When I explain the process for pesticide analysis, I start with the fact that the instruments used to measure the levels of pesticides are tuned to detect parts per trillion (ppt). This is a very small number when you consider that one ppt is equivalent to one second in 31,709 years. Knowing that your test lab is looking for such small quantities of pesticide compounds is revealing about the importance of pesticide testing.

Testing the dry flower for the absence of pesticides is important for consumers. Knowing that your products are safe and free from contaminants is critically important. Testing of extracts products is equally important.

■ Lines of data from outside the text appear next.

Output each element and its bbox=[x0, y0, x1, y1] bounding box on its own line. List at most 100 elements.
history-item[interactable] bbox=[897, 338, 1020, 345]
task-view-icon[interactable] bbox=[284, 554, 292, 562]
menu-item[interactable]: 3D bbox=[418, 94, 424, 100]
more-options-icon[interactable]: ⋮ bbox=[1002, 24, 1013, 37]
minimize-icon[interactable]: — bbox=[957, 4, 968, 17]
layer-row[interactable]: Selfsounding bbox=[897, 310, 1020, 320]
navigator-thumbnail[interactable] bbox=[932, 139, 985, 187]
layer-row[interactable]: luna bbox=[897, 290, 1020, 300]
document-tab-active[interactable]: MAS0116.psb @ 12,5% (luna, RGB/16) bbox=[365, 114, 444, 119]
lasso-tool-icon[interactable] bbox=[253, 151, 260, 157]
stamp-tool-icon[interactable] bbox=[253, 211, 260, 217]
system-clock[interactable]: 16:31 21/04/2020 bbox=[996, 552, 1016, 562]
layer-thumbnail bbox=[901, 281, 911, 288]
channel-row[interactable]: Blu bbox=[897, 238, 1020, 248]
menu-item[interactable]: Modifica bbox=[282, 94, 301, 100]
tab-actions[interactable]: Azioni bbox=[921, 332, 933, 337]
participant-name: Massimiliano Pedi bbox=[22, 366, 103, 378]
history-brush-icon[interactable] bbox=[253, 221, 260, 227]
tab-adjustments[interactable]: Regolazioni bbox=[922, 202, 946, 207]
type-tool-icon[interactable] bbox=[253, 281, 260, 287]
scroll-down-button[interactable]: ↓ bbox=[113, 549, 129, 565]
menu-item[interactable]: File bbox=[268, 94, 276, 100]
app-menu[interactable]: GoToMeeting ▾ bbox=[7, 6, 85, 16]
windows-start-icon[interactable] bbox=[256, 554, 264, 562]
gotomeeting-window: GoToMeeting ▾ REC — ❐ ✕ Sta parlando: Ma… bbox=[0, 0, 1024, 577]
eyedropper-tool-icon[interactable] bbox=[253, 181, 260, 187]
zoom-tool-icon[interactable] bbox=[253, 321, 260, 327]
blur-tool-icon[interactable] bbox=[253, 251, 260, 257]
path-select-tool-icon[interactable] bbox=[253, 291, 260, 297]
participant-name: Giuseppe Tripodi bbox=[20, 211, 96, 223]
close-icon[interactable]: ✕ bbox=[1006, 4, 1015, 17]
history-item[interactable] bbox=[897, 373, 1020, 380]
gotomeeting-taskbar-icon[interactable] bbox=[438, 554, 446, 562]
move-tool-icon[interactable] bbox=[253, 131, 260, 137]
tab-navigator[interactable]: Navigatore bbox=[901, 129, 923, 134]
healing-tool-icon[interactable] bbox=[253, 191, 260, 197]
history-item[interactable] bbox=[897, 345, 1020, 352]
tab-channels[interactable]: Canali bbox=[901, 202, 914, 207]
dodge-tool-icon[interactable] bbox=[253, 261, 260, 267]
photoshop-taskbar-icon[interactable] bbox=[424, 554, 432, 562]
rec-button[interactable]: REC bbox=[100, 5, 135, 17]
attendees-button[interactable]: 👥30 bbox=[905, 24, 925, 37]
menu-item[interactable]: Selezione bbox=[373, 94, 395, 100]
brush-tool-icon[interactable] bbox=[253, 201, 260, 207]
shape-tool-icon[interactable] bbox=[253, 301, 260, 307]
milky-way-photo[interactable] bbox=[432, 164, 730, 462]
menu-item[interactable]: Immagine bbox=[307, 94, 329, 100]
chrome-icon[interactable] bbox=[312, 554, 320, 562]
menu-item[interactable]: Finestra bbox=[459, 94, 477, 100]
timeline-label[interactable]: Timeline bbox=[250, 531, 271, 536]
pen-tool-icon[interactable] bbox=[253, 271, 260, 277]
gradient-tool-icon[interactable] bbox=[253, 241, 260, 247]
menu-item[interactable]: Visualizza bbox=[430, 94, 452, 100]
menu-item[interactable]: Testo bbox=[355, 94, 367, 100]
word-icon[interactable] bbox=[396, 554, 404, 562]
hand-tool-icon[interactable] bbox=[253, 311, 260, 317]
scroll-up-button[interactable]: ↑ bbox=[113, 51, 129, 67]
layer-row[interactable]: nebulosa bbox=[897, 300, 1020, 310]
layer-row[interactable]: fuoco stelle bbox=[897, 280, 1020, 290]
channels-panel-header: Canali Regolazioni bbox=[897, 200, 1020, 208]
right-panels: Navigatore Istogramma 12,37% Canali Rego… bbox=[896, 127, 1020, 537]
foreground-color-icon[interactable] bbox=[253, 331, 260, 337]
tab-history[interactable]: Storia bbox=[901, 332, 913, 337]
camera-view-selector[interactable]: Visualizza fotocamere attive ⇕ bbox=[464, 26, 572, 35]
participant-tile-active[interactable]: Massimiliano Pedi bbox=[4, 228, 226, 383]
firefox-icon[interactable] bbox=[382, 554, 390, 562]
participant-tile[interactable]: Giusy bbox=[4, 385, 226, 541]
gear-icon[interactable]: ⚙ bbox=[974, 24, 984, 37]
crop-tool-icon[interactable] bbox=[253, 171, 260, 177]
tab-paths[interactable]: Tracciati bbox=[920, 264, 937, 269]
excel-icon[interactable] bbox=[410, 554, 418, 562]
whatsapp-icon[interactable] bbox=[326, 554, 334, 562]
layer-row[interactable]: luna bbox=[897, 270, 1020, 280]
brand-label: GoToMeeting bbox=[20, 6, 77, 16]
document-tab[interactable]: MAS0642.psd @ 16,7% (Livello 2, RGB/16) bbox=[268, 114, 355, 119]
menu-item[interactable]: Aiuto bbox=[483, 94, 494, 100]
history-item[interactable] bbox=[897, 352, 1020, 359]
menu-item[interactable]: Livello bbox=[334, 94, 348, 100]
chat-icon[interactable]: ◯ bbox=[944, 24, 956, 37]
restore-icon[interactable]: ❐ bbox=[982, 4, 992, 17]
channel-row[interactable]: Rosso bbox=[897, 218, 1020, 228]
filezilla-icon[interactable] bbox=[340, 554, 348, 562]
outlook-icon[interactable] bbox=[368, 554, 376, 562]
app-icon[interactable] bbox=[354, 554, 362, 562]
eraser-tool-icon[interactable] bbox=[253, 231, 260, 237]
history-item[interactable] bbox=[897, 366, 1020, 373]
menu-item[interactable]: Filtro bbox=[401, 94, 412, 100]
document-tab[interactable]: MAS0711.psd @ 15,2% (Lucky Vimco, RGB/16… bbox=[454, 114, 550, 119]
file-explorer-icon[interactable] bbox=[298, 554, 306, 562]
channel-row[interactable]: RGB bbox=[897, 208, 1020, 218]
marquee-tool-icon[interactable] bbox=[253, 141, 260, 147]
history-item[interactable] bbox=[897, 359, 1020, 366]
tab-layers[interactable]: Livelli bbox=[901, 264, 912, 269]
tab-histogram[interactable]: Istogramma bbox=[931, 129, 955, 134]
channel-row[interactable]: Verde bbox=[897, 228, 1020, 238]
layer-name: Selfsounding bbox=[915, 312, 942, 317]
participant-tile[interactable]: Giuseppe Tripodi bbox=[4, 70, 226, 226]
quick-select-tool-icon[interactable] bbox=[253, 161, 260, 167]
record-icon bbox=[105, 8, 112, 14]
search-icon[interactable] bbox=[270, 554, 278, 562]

It is necessary to understand the process of converting plants to oil is essentially a way to remove the solid plant materials and be left with the desired, concentrated extract. The methods to make oil from plants not only concentrate the cannabinoids but the pesticides as well. Typically, the rate of concentration of the cannabinoids is in the range of two to five times.

Pesticides, on the other hand, can be expected to reach concentrations 10 times higher than in the raw materials, as discussed in a Cannabis Safety Institute white paper from 2015. Again, this critical step that purifies all the goodness of the plant also concentrates the pesticides; pre-tested, clean starting material actually contains an alarming amount of contamination after processing.

Be alarmed. This is important enough for consumers to ask for pesticide-free products. It is also important enough that if you are preparing your own extracts from purchased plant materials, you should consider testing your final extracts for pesticides.